His research was instrumental in China’s decision to ban on rhino horn sales in 1993 and later a ban on legal ivory sales, effective from the beginning of this year.

He said in 2017 that the end of the legal ivory trade in China meant elephants had “distinctly improved” chances of survival.

“We must give credit to China for doing the right thing by closing the ivory trade," he told the Star.

Mr Bradley Martin had risked his life to document illegal ivory trade and had travelled to China, Vietnam and Laos posing as a buyer to understand black market values of ivory. His most recent research had been focused on how the illegal ivory trade had moved to the countries around China after the ban.

The geographer had just returned home to Kenya from a research trip to Myanmar and had been writing up his findings when he died.

Mr Bradley Martin discussed his work in an interview with Nomad magazine last year. He said: "In Kenya, there were around 20,000 rhinos in 1970, but by the 1990s, most of the rhinos had been eliminated. The puzzle was: why were all these rhinos being killed, and where was the horn going?"

His death has caused shock in the conservation community in Africa.

On Monday morning Dr Paula Kahumbu, CEO of Kenyan elephant protection organisation WildlifeDirect, tweeted: “It is with deep shock & horror that we learn this morning of the death of long time conservationist, Esmond Bradley Martin, whom police say died in suspicious circumstances at his home in Karen, Nairobi. Esmond led investigations into ivory & rhino horn trafficking.

“Esmond was at the forefront of exposing the scale of ivory markets in USA, Congo, Nigeria, Angola, China, Hong Kong, Vietnam, Laos and recently Myanmar.
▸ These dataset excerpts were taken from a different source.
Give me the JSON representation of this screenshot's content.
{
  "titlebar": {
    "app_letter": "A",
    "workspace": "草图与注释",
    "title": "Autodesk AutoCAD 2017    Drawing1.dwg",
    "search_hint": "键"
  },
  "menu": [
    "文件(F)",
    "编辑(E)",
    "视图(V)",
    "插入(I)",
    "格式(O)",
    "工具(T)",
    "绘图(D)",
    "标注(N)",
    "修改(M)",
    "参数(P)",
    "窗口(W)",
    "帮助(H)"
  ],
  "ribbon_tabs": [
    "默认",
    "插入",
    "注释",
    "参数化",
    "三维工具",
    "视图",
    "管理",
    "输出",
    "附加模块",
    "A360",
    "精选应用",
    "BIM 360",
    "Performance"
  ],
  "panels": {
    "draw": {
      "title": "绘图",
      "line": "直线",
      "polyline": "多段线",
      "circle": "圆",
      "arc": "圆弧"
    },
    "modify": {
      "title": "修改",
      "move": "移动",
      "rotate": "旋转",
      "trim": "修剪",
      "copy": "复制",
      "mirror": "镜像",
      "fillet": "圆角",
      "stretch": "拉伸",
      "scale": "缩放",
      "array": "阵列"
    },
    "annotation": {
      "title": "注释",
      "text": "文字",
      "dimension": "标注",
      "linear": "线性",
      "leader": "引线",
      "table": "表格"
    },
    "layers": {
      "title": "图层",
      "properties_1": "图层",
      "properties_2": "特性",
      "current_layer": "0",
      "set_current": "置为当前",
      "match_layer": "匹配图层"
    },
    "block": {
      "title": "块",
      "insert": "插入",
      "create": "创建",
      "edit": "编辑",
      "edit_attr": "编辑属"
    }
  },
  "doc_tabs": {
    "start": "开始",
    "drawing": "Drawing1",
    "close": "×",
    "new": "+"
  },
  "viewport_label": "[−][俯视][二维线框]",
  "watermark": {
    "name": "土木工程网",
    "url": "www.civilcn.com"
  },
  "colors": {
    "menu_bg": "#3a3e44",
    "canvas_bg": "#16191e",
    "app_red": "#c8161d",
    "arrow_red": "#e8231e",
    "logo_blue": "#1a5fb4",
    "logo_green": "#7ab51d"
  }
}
He always collaborated with Save the Elephants and worked with many of us generously sharing his findings & views.

“Esmond was a global authority on ivory and rhino horn trafficking. We send our deepest condolences to his wife. RIP Esmond, pachyderms have lost a great champion.”

The UN’s environment programme tweeted: “The fight to save our wildlife has lost one of its most committed soldiers. Esmond Bradley-Martin had served as the @UN Special Envoy on rhino conservation.”

Mr Bradley Martin is the second illegal ivory sales investigator to die in east Africa in less than a year.

In August 2017, Wayne Lotter, a prominent South African conservationist who had helped expose and jail poachers and traffickers for years, was murdered in Tanzania.

The 51-year-old, who had received numerous death threats for his work, was shot dead while travelling in a taxi from Dar Es Salaam airport to a hotel.